Crítica | Penny Dreadful 2x03 - The Nightcomers


“When Lucifer fell, he did not fall alone. They will haunt you until the End of Days. Be true.”



Outro dia sombrio chega, e mais uma vez nos reunimos para comentar os acontecimentos do último episódio de Penny Dreadful. E assim como na temporada passada (no episódio intitulado “Closer than Sisters”), “The Nightcomers” nos apresenta uma narrativa sobre o passado de Vanessa.


Embora tenha sido mais cedo do que na temporada passada, acredito que foi um excelente momento para se aprofundar um pouco mais na jornada da nossa adorada Srtª. Ives, especialmente porque a série nos apresenta um tom diferente de flashback. Não é meramente uma recordação para a reflexão moral do protagonista e de outros, menos ainda é um mecanismo de diversificação do tempo de cena. A série nos oferece uma narrativa de Vanessa sobre uma parte de seu passado, que sim, motiva reflexões e tudo o mais, mas por fazê-lo por meio de uma inserção narrativa, preservando e trabalhando sem se contradizer, aprofundando mitologia, iconografia e a construção do personagem, somos presenteados com uma hora de excelente TV.


Não sei se só eu, mas cada novo personagem que série traz, mesmo considerando, neste caso, o final, temos um verdadeiro espetáculo. Não foi diferente desta vez. Joan Clayton, a Cut-Wife de Ballentree Moor, foi uma mistura de amargura, soturnidade, macabro e tantas outras nuances tão singulares quanto possíveis. Decididamente, expulsa ou não, ela tem a personalidade de alguém que é irmã de Evelyn Poole.

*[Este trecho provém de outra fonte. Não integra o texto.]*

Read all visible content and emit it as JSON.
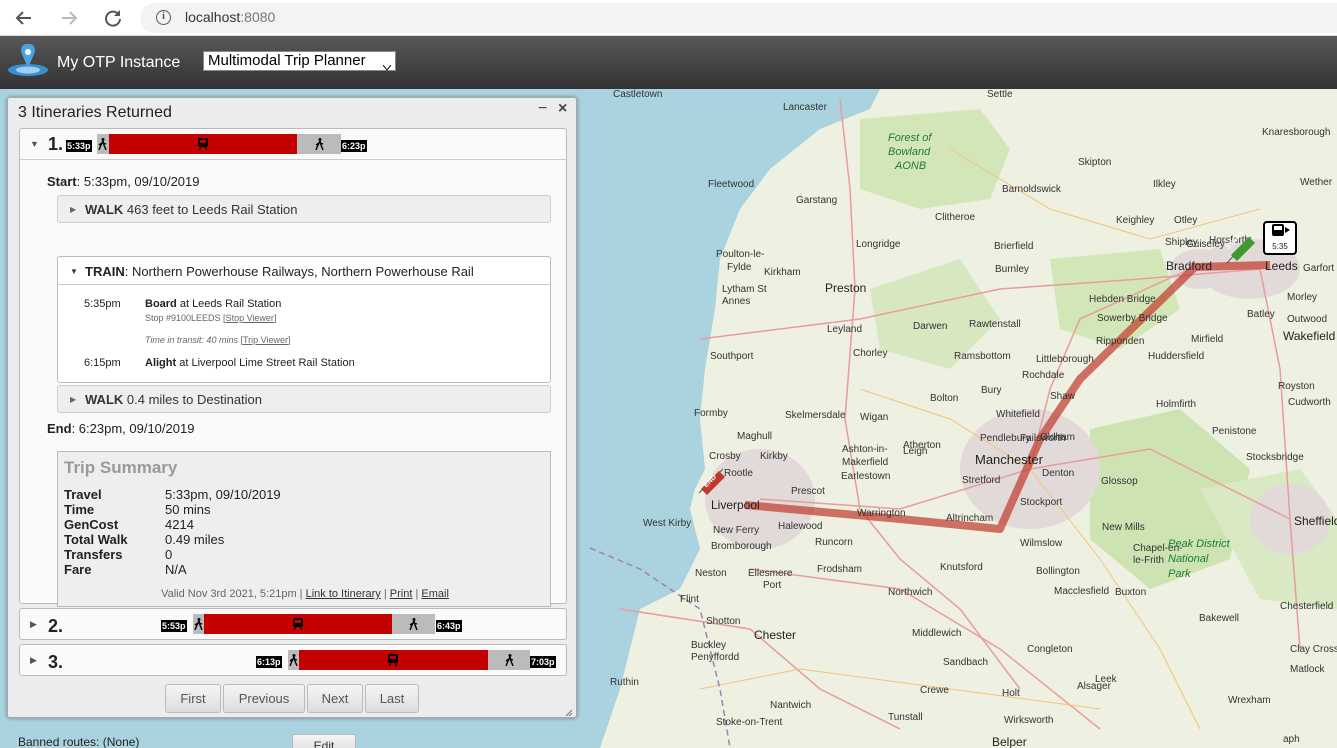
{
  "browser": {
    "url_host": "localhost",
    "url_port": ":8080"
  },
  "app": {
    "title": "My OTP Instance",
    "mode_select": "Multimodal Trip Planner"
  },
  "panel": {
    "title": "3 Itineraries Returned",
    "minimize": "−",
    "close": "×"
  },
  "itineraries": [
    {
      "number": "1.",
      "start_label": "5:33p",
      "end_label": "6:23p"
    },
    {
      "number": "2.",
      "start_label": "5:53p",
      "end_label": "6:43p"
    },
    {
      "number": "3.",
      "start_label": "6:13p",
      "end_label": "7:03p"
    }
  ],
  "detail": {
    "start_label": "Start",
    "start_value": ": 5:33pm, 09/10/2019",
    "walk1_mode": "WALK",
    "walk1_text": " 463 feet to Leeds Rail Station",
    "train_mode": "TRAIN",
    "train_text": ": Northern Powerhouse Railways, Northern Powerhouse Rail",
    "board_time": "5:35pm",
    "board_verb": "Board",
    "board_text": " at Leeds Rail Station",
    "stop_id": "Stop #9100LEEDS [",
    "stop_viewer": "Stop Viewer",
    "transit_time": "Time in transit: 40 mins",
    "trip_viewer": "Trip Viewer",
    "alight_time": "6:15pm",
    "alight_verb": "Alight",
    "alight_text": " at Liverpool Lime Street Rail Station",
    "walk2_mode": "WALK",
    "walk2_text": " 0.4 miles to Destination",
    "end_label": "End",
    "end_value": ": 6:23pm, 09/10/2019"
  },
  "summary": {
    "title": "Trip Summary",
    "rows": [
      {
        "k": "Travel",
        "v": "5:33pm, 09/10/2019"
      },
      {
        "k": "Time",
        "v": "50 mins"
      },
      {
        "k": "GenCost",
        "v": "4214"
      },
      {
        "k": "Total Walk",
        "v": "0.49 miles"
      },
      {
        "k": "Transfers",
        "v": "0"
      },
      {
        "k": "Fare",
        "v": "N/A"
      }
    ],
    "valid_text": "Valid Nov 3rd 2021, 5:21pm | ",
    "link_itinerary": "Link to Itinerary",
    "print": "Print",
    "email": "Email"
  },
  "pager": {
    "first": "First",
    "previous": "Previous",
    "next": "Next",
    "last": "Last"
  },
  "below": {
    "banned_routes": "Banned routes: (None)",
    "edit": "Edit"
  },
  "map": {
    "start_marker": "START",
    "end_marker": "END",
    "stop_time": "5:35",
    "labels": [
      "Castletown",
      "Lancaster",
      "Settle",
      "Forest of",
      "Bowland",
      "AONB",
      "Knaresborough",
      "Skipton",
      "Fleetwood",
      "Barnoldswick",
      "Ilkley",
      "Wether",
      "Garstang",
      "Keighley",
      "Otley",
      "Guiseley",
      "Poulton-le-",
      "Fylde",
      "Clitheroe",
      "Longridge",
      "Brierfield",
      "Shipley",
      "Horsforth",
      "Burnley",
      "Bradford",
      "Leeds",
      "Garfort",
      "Kirkham",
      "Preston",
      "Lytham St",
      "Annes",
      "Hebden Bridge",
      "Morley",
      "Batley",
      "Outwood",
      "Wakefield",
      "Leyland",
      "Darwen",
      "Rawtenstall",
      "Sowerby Bridge",
      "Mirfield",
      "Southport",
      "Chorley",
      "Ramsbottom",
      "Littleborough",
      "Ripponden",
      "Huddersfield",
      "Rochdale",
      "Bury",
      "Shaw",
      "Royston",
      "Bolton",
      "Holmfirth",
      "Cudworth",
      "Formby",
      "Skelmersdale",
      "Wigan",
      "Whitefield",
      "Oldham",
      "Penistone",
      "Maghull",
      "Atherton",
      "Pendlebury",
      "Failsworth",
      "Leigh",
      "Manchester",
      "Denton",
      "Stocksbridge",
      "Crosby",
      "Kirkby",
      "Ashton-in-",
      "Makerfield",
      "Rootle",
      "Earlestown",
      "Stretford",
      "Glossop",
      "Prescot",
      "Liverpool",
      "Warrington",
      "Altrincham",
      "Stockport",
      "Sheffield",
      "West Kirby",
      "Halewood",
      "New Ferry",
      "Runcorn",
      "Wilmslow",
      "New Mills",
      "Bromborough",
      "Chapel-en-",
      "le-Frith",
      "Peak District",
      "National",
      "Park",
      "Neston",
      "Ellesmere",
      "Port",
      "Frodsham",
      "Knutsford",
      "Bollington",
      "Flint",
      "Northwich",
      "Macclesfield",
      "Buxton",
      "Chesterfield",
      "Shotton",
      "Chester",
      "Middlewich",
      "Bakewell",
      "Buckley",
      "Penyffordd",
      "Congleton",
      "Clay Cross",
      "Sandbach",
      "Matlock",
      "Ruthin",
      "Crewe",
      "Alsager",
      "Leek",
      "Holt",
      "Nantwich",
      "Tunstall",
      "Wirksworth",
      "Wrexham",
      "Stoke-on-Trent",
      "Belper",
      "aph"
    ]
  }
}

Este é um episódio que, acima de tudo, nos mostra a construção dessa Vanessa Ives tão enigmática, tão misteriosa e, ao mesmo tempo, poderosa, com sua sabedoria e símbolos.


Os ensinamentos de Joan Clayton são um tanto mais... “brutais” do que eu imaginava. Mesmo assim, revemos e descobrimos a origem de muito da indumentária da Vanessa Ives que conhecemos. A apresentação da relação de Vanessa com tarô, bem como a maneira com que a leitura é feia por ela é um dos muitos exemplos disso.


A Cut-Wife nos rendeu muitas cenas espetaculares. A diferença entre Daywalker e Nightcomer, embora constitua-se de uma linha bem tênue, foi bem apresentada no episódio. A ideia de que as Bruxas não são obrigatoriamente corrompidas também foi interessante. Você percebe que, por terem abraçado o Mal, Evelyn e suas seguidoras “decaíram”. A série continua a fazer bom uso das alegorias.


E confesso que, como fã de Eva Green, as cenas em que ela se destaca são sempre minhas favoritas. E ver a reversão da situação, ver Vanessa morder a mão de seu agressor e o submeter a sua ameaça foi simplesmente espetacular, mesmo considerando o final.


Infelizmente, não pela doença, mas pelo fanatismo religioso motivado, ironicamente, por uma Bruxa, vemos Joan Clayton perecer. Queimada viva numa forma diferente daquela que a mídia já nos acostumou, mas realista mesmo assim (algemas e óleo eram muito comuns na Inglaterra e no norte da França quando o assunto era bruxaria). E como se isso não bastasse, vemos Vanessa ser marcada, como sua mestra foi, e assumir o seu símbolo mais marcante, tomando dele sua força de vontade e agilidade, se tornado o Escorpião. Talvez tenha sido uma das coisas mais interessantes sobre o episódios, mostrar como o início da relação iconográfica de Vanessa com o Escorpião partiu do encontro com a Cut-Wife.


É claro que, sendo um episódio de Penny Dreadful, somos deixados com algumas dúvidas e com material para algumas teorias. Eu por exemplo, acredito que o final desta temporada poderá envolver Vanessa tendo que recorrer ao Forbidden, The Poetry of Death. O fato de que não achei muitas referências a tal tomo – o que leva a crer que ele pode ser uma criação da série, ou uma adaptação da mesma para um dos infinitos grimórios macabros que figuram na história da humanidade – só me deixou ainda mais curioso para saber o que diz lá.


Ainda tivemos, finalmente, um esclarecimento sobre de onde Evelyn conhecei Vanessa no passado. E ligar isso a Cut-Wife nos lembra que a série não deixa detalhe ou trama alguma ao acaso.


Para terminar, quero deixar uma hipótese colocada aqui. O fato de Vanessa ter dito não saber o que havia falado quando usou o Verbis Diablo deriva do fato de que Joan nunca disse a ela o que aquelas palavras significavam, ou ela estaria escondendo isso do grupo, por acreditar que esta é uma batalha que ela deve lutar sozinha?


Enfim, o que vocês acham? Compartilhem suas teorias, e até o próximo episódio!